We used data from the Whitehall II cohort of British civil servants, which is not a representative sample of the general population. It is also worth noting that our sample is made up of individuals who have remained in an epidemiological study for ~28 years. This is a form of selection bias 43, which is likely to mean that our sample is no longer representative of the original population from which it was drawn (generally those remaining in the cohort are a healthier subsample 5). However, this bias does not affect the internal consistency of our estimates.
Directions for future work
In addition to the avenues for future work outlined above, it is important to determine the extent to which decade‐based measures of consumption fail to capture important changes (e.g. moving from high to low or no consumption) across the same 10‐year period and how this shortcoming in the method may influence exposure–outcome associations.
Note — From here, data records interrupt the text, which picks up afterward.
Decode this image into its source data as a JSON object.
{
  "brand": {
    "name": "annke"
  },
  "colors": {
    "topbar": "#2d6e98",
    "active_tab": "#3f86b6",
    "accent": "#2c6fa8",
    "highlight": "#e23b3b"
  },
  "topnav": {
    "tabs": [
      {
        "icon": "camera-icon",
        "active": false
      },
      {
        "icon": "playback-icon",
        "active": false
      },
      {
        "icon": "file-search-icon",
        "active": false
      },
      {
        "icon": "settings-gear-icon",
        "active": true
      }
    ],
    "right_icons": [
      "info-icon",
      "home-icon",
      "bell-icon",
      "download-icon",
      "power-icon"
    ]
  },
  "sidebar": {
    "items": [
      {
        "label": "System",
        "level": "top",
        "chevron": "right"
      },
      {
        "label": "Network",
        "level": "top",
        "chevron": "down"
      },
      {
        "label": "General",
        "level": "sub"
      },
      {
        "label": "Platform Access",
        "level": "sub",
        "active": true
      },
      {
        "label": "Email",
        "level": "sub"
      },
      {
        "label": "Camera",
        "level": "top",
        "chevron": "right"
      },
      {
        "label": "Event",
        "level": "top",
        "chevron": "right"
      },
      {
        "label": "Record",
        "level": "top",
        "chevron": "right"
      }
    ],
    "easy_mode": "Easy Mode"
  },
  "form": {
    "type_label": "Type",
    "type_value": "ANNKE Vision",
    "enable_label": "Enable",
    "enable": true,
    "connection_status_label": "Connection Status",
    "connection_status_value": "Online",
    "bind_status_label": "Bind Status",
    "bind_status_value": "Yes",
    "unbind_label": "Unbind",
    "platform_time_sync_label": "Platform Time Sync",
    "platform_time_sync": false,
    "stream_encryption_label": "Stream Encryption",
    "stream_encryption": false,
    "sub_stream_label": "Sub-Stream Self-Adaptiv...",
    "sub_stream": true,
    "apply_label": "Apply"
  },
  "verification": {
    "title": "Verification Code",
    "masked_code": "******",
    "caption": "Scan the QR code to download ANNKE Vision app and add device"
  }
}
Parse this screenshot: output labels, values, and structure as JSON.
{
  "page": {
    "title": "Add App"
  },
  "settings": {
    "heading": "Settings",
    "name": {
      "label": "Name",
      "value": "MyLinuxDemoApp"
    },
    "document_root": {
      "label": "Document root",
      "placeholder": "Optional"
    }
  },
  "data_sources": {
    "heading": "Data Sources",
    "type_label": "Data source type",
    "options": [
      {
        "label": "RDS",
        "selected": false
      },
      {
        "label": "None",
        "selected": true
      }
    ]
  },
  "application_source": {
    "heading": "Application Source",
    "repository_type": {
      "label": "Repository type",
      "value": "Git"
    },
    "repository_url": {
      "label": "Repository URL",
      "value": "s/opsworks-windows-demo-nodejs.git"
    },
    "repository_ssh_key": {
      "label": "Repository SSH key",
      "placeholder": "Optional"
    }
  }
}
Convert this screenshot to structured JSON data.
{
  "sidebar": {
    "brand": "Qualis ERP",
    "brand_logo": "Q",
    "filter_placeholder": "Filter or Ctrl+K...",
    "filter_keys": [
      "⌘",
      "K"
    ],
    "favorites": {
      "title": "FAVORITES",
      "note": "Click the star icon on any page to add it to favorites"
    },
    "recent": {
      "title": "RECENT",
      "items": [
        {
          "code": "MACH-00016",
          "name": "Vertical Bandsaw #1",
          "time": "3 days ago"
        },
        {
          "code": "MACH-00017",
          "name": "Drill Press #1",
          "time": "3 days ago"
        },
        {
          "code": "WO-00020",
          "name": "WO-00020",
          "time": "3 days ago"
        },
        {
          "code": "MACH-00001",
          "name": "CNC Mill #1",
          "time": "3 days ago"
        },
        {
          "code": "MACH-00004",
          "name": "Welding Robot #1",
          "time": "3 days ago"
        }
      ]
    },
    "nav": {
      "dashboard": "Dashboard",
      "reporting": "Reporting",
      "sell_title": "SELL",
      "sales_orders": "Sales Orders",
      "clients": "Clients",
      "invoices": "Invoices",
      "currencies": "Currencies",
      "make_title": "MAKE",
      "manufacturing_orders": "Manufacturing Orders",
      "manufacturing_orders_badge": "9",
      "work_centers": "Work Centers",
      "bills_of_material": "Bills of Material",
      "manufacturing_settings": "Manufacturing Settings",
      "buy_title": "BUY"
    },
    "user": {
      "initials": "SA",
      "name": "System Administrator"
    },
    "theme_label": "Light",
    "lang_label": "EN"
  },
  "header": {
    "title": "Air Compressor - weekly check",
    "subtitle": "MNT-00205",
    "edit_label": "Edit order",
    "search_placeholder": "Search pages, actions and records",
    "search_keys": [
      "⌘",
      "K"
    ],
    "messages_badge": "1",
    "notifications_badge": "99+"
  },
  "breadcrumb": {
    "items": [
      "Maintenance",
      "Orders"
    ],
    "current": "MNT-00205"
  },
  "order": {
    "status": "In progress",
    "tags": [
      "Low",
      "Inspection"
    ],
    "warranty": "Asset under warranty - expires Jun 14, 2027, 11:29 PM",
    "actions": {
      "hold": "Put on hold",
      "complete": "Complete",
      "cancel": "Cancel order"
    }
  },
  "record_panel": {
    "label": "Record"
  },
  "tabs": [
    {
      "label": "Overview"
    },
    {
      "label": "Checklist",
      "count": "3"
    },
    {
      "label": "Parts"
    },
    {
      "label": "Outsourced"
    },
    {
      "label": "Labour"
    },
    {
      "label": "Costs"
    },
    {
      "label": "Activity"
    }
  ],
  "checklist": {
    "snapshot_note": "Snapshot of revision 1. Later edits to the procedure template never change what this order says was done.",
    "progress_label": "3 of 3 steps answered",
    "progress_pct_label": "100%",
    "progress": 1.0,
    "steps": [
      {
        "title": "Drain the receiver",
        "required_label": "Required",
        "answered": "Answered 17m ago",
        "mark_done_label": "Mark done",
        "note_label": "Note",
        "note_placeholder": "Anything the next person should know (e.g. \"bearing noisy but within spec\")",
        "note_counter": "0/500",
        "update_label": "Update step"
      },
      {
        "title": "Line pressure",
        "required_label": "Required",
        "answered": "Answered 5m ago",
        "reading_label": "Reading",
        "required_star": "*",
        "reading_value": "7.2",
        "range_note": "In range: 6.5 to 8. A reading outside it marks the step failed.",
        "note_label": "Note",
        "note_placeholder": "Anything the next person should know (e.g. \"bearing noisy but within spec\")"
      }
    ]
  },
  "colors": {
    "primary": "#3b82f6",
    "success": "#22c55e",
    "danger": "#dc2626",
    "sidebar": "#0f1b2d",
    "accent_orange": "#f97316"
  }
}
While adding this additional level of detail to our life‐course alcohol grid is possibly unnecessary (continuing the philosophy of less is more when it comes to addressing life‐course consumption with retrospective measures), it is worth trying to quantify this bias so that appropriate correction factors may be derived.
Furthermore, it is crucial that the reliability of our adapted life‐course AUDIT‐C is examined in other cultures (and indeed replicated using other UK data sources), as previous studies have shown that there are cultural differences in the retrieval strategies used by individuals across Europe to answer standard questions relating to alcohol consumption 44.
Conclusion
While prospectively collected data should be preferred, it appears that a decade‐based AUDIT‐C grid seems to provide a reliable measure of consumption across the life‐course in older adults. This method could be used in existing longitudinal studies where alcohol intake earlier in the life‐course is not already measured, included at the baseline of studies in planning to gauge alcohol intake prior to enrolment, or used in cross‐sectional studies.
Declaration of interests
None.
Acknowledgements
Both S.B. and A.B. are supported by a grant from the European Research Council (ERC‐StG‐2012‐ 309337_AlcoholLifecourse, PI: Britton, http://www.ucl.ac.uk/alcohol‐lifecourse) and Medical Research Council/Alcohol Research UK (MR/M006638/1). The Whitehall II study is supported by grants from the Medical Research Council (K013351), British Heart Foundation (RG/07/008/23674), Stroke Association, National Heart Lung and Blood Institute (HL036310) and National Institute on Aging (AG13196 and AG034454). The funders had no role in study design, data collection and analysis, decision to publish or preparation of the manuscript. We would like to thank all participants and study team members involved in collecting and processing these data, and entering them into electronic databases.
Bell, S. , and Britton, A. (2015) Reliability of a retrospective decade‐based life‐course alcohol consumption questionnaire administered in later life. Addiction, 110: 1563–1573. doi: 10.1111/add.13012.